The study also found that most brands aren’t fast enough. Only three brands — New Balance (1.59 seconds), Under Armour (1.96 seconds) and Fila Holdings (2.93 seconds) load pages in under 3 seconds, the expectation from customers. The median is 6.6 seconds. Hoka loads its pages in 3.81 seconds. Adidas loads in 5.82 seconds, while On loads in 5.94 seconds. Eighty-five percent of brands fail the industry standard. Puma loads in 6.44 seconds, followed by Nike at 6.70 seconds. Near the bottom of the page load rankings were Skechers at 8.09 seconds, and Reebok at 13.11 seconds.

Catchpoint said that in an instant-gratification economy where customers can abandon a slow site and reach competitors in seconds, “speed becomes the ultimate competitive advantage.”

Catchpoint’s benchmark report evaluated 20 of the world’s largest athletic footwear and apparel brands compiled by global revenue rankings. All data was collected between Aug. 1 and Aug. 31, 2025. The monitored pages were the public homepages of each company, considered the first touchpoint for most consumers. The homepages provided a standardized basis for comparison, capturing visitor experiences from each brand’s digital storefront.

The tests were also conducted from 123 global monitoring locations across six continents, including 26 in North America and 97 across the U.K., Germany, India, Japan, Australia, South Africa and Brazil. Networks tested include cloud, wireless, last mile ISP (running on actual residential broadbank networks) and backbone agents that are in Tier 1 and Tier 2 ISPs that provide core Internet data on global trends, routing anomalies and CDN-level outages.

Nike is aware that it can do better on the digital front. Its first-quarter results were better than Wall Street’s estimates, reflecting progress in its turnaround. The brand’s CEO Elliott Hill said that the quarter saw the brand focus on early priorities that include running, North America and its wholesale partners. He said the company still needs to work on its China business and Nike Digital.

Saucony’s parent Wolverine World Wide Inc. reported a strong second quarter in August. Saucony’s net sales for the period rose 41.5 percent for the quarter to $144.3 million from $102.0 million a year-ago. Among other financial data points, international revenue was up 15.7 percent to $250.0 million, while direct-to-consumer revenue was down 1.6 percent to $111.6 million. While company CEO Christopher E. Hufnagel didn’t talk about digital during the company’s conference call, he did note that the firm is embracing a “new growth-focused mindset” that includes the Saucony brand advancing its key city strategy. The strategy includes openind stores in Harajuku, Tokyo, and in Covent Garden in London. The company also signed a lease for its third store in Paris that will open next year. Wolverine also owns the Merrill and Sweaty Betty brands.

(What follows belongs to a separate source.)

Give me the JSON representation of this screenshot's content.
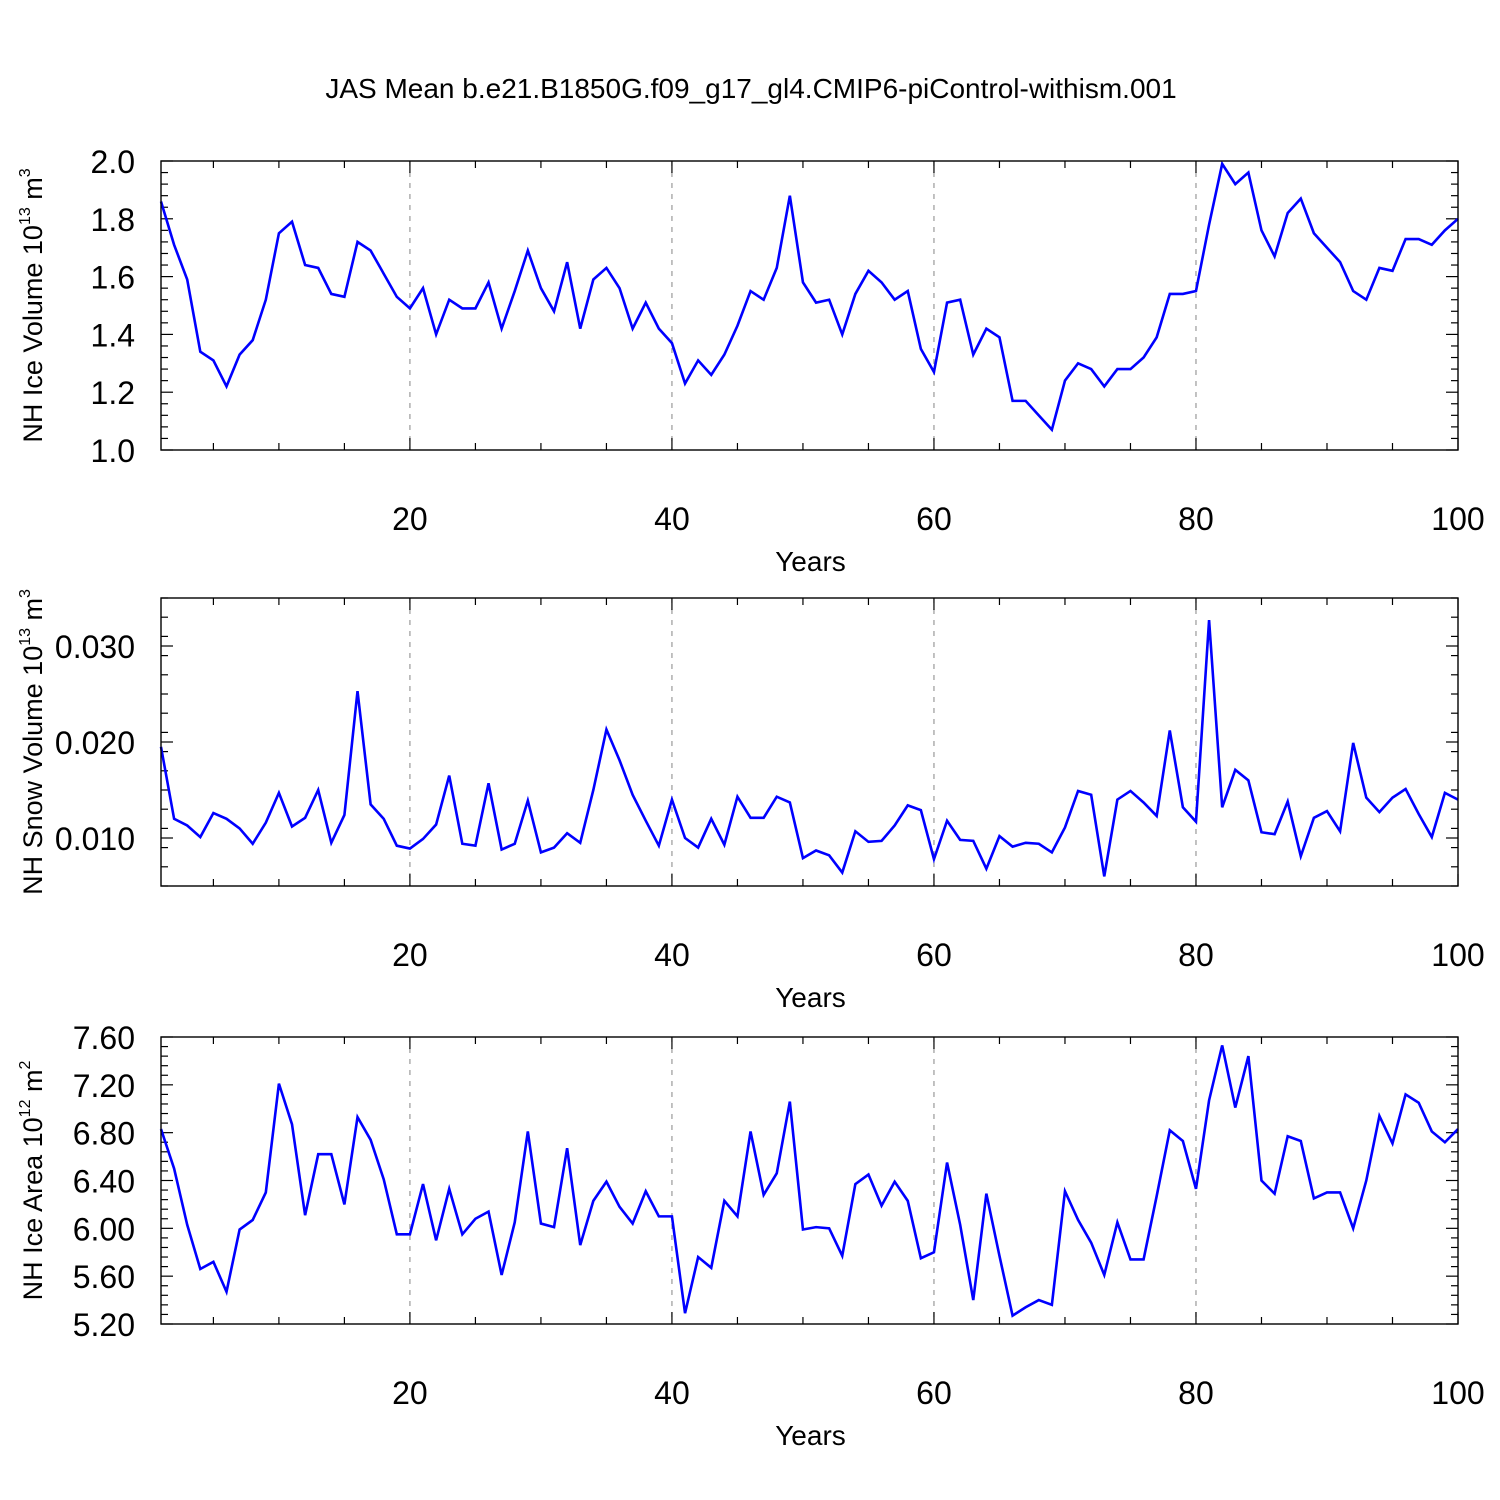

At Deckers Brands, its Hoka athletic shoe brand has been on a growth trajectory, with first quarter net sales up 19.8 percent to $653.1 million that helped drive overall net sales for Deckers to $964.5 million over the same period, or up 16.9 percent. The strong performance of Hoka is expected to again fuel a strong second quarter.

Separately, when the Catchpoint data collection was done in August, Skechers was still a publicly-traded firm. Since then, the shoe firm became a private company following the closing of the $9 billion transaction that saw Skechers get acquired by Brazilian private equity firm 3G Capital.